The bank announced a strategic partnership with Tietoevry aimed at consolidating its position as Norway’s most cost-effective bank and strengthening its digital capabilities.

Bulder, the bank’s digital banking brand, continued to show strong growth with loan volume increasing by NOK 10.3 billion over the last 12 months to reach NOK 64.0 billion. Bulder achieved a marginal ROE between 13-14% in the quarter, exceeding its 9-11% target. The digital bank now serves 117,400 customers and has achieved 65% brand awareness.

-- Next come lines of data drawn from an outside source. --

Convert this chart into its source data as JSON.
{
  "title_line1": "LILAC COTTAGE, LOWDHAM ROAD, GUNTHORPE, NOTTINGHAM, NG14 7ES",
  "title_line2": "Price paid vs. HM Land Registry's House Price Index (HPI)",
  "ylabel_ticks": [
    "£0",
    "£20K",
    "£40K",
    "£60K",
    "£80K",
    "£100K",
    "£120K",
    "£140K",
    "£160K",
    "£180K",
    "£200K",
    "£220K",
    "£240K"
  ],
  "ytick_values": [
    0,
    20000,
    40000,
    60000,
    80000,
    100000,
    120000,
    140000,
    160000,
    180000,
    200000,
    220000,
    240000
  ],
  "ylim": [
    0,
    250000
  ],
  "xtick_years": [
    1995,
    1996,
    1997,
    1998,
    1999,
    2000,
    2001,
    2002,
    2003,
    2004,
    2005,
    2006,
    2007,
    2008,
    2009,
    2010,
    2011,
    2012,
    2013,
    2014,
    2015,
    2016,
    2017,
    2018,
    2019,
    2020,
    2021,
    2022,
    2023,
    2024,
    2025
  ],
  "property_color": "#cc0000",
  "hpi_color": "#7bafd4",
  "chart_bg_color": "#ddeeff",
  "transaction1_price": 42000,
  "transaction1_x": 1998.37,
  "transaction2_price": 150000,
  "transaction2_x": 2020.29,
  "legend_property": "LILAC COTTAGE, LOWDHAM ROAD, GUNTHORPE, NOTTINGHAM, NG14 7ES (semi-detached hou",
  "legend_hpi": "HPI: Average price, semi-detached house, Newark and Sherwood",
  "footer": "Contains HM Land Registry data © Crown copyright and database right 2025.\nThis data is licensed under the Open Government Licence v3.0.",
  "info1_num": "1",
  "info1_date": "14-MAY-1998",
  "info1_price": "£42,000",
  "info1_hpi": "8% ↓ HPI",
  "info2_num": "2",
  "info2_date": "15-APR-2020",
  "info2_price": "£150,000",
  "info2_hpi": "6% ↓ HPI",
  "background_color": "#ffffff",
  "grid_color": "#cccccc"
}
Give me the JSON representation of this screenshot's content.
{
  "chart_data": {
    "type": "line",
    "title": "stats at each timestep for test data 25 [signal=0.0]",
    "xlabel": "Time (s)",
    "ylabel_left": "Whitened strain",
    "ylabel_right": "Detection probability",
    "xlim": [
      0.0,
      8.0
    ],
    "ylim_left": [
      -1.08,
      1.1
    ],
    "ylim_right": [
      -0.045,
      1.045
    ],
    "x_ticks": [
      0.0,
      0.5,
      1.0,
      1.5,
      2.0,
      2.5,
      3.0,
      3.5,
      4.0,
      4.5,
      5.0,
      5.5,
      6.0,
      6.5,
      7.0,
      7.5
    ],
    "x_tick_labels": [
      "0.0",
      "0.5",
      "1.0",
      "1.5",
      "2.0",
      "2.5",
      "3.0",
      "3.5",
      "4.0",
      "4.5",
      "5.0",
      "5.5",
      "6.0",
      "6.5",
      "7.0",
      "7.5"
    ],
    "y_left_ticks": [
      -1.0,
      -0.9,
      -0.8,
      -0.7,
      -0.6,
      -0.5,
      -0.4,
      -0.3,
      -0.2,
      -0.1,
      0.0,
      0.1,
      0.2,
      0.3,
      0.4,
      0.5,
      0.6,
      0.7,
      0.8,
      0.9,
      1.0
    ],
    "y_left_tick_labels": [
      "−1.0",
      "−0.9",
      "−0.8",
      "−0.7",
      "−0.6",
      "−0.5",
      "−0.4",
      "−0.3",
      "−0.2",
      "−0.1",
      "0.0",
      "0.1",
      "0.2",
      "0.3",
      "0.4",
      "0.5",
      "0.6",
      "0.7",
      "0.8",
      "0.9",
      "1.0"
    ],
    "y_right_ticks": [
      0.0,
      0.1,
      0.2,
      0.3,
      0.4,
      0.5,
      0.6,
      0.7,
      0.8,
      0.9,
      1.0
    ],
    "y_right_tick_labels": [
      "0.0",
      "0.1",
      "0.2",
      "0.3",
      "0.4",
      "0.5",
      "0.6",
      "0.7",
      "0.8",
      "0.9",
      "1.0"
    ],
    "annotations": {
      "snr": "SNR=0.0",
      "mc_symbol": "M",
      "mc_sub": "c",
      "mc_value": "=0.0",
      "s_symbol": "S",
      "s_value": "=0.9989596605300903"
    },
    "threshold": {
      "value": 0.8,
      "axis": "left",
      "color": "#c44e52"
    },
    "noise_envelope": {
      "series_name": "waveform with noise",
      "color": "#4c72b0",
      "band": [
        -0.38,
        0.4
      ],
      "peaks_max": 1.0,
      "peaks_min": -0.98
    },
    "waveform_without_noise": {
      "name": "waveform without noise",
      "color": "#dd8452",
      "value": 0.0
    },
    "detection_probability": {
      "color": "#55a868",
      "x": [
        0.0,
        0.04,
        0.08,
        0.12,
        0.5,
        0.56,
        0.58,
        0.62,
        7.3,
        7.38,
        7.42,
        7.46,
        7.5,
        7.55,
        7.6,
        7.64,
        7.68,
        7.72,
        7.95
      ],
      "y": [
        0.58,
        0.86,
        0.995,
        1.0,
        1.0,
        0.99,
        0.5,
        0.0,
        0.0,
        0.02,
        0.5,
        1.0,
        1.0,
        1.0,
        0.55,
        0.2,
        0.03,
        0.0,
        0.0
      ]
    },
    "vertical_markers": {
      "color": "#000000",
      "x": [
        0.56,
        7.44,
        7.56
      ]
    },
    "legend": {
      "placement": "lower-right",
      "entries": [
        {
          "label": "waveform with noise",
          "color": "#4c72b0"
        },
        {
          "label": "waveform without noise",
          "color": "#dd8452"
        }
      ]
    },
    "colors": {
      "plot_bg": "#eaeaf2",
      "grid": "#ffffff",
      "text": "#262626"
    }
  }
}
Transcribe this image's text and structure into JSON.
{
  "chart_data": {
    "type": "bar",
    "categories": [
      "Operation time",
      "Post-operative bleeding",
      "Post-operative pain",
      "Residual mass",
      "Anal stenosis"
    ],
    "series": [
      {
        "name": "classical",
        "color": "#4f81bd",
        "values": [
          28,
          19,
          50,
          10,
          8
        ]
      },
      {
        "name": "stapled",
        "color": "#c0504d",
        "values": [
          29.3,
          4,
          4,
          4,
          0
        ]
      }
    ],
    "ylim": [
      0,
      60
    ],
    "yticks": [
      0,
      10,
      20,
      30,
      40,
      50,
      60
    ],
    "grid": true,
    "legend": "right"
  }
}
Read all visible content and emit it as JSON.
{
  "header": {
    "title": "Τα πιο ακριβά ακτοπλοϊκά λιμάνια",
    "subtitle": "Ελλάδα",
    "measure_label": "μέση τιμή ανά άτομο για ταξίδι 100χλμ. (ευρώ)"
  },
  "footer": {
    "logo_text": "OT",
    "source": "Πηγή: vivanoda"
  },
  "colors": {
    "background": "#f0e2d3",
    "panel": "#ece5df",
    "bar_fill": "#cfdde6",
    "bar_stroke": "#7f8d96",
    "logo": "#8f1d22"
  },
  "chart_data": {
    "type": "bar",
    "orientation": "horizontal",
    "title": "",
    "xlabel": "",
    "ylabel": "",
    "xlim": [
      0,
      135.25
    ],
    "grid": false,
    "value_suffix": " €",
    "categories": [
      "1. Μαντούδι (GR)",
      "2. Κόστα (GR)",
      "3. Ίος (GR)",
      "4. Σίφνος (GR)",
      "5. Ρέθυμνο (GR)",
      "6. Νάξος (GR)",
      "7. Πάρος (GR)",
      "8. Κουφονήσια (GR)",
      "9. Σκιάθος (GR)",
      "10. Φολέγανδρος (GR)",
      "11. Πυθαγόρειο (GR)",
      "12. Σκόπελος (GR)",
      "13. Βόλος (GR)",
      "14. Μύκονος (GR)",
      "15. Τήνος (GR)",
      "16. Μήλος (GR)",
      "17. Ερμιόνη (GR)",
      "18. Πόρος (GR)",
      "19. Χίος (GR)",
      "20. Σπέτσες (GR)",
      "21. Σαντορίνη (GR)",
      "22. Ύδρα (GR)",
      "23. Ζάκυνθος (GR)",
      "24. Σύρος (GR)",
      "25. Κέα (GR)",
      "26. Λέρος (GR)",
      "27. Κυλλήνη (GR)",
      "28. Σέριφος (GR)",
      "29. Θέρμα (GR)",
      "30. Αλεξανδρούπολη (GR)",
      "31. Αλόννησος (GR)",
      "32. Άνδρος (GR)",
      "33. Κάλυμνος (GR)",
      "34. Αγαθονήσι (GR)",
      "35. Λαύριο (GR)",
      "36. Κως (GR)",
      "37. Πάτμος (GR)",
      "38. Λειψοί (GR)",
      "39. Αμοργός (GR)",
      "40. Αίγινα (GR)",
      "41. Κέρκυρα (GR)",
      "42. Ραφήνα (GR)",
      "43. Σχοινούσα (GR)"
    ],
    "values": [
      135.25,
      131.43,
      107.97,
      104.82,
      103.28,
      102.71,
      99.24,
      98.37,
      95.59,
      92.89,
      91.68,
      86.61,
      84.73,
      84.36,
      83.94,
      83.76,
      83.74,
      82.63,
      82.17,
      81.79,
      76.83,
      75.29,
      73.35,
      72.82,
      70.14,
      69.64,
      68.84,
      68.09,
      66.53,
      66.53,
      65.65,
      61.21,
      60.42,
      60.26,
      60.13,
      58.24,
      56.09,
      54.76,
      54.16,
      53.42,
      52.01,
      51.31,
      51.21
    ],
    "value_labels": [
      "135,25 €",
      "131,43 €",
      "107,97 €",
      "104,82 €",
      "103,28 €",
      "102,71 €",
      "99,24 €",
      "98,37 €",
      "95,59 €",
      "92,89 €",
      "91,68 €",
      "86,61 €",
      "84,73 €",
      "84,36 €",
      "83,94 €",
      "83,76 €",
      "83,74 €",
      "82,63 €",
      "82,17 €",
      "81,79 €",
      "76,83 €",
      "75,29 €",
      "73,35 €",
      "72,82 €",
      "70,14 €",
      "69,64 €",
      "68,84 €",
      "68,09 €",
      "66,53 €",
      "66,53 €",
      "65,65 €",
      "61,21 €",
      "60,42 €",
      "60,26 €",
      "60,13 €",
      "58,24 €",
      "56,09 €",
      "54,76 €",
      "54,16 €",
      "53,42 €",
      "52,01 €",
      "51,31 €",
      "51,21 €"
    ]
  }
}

Eiendomsmegler Vest, the bank’s real estate agency, showed significant improvement in performance, brokering approximately 40% more homes compared to Q1 2024. Market share increased to 13.1% from 11.9% in Q1 2024, and the agency achieved an operating margin of 14.7% and profit before tax of NOK 13 million, compared to a loss of NOK 3 million in Q1 2024.

Loan Book Quality and Risk Management

Sparebanken Vest emphasized its conservative loan book structure, with 76% of loans to personal customers (54% excluding Bulder and 22% through Bulder) and 24% to corporate customers. Geographically, 55% of loans are in the Vestland region, with 18% in Rogaland and 14% in Oslo and Akershus.

The bank maintained an exceptionally low level of non-performing and impaired loans at 0.37% in Q1 2025, which it highlighted as the lowest in the sector compared to peers ranging from 0.71% to 1.60%.

Capital adequacy remained strong, with the CET1 ratio at 17.9% and leverage ratio at 6.3% in Q1 2025, both well above regulatory requirements. The bank noted that it has been proposed as a Systemically Important Financial Institution (SIFI), which could impact future capital requirements.

Sparebanken Vest’s stock closed at NOK 136.98 on April 29, 2025, representing a 0.28% increase. The stock has traded between NOK 120.00 and NOK 149.98 over the past 52 weeks.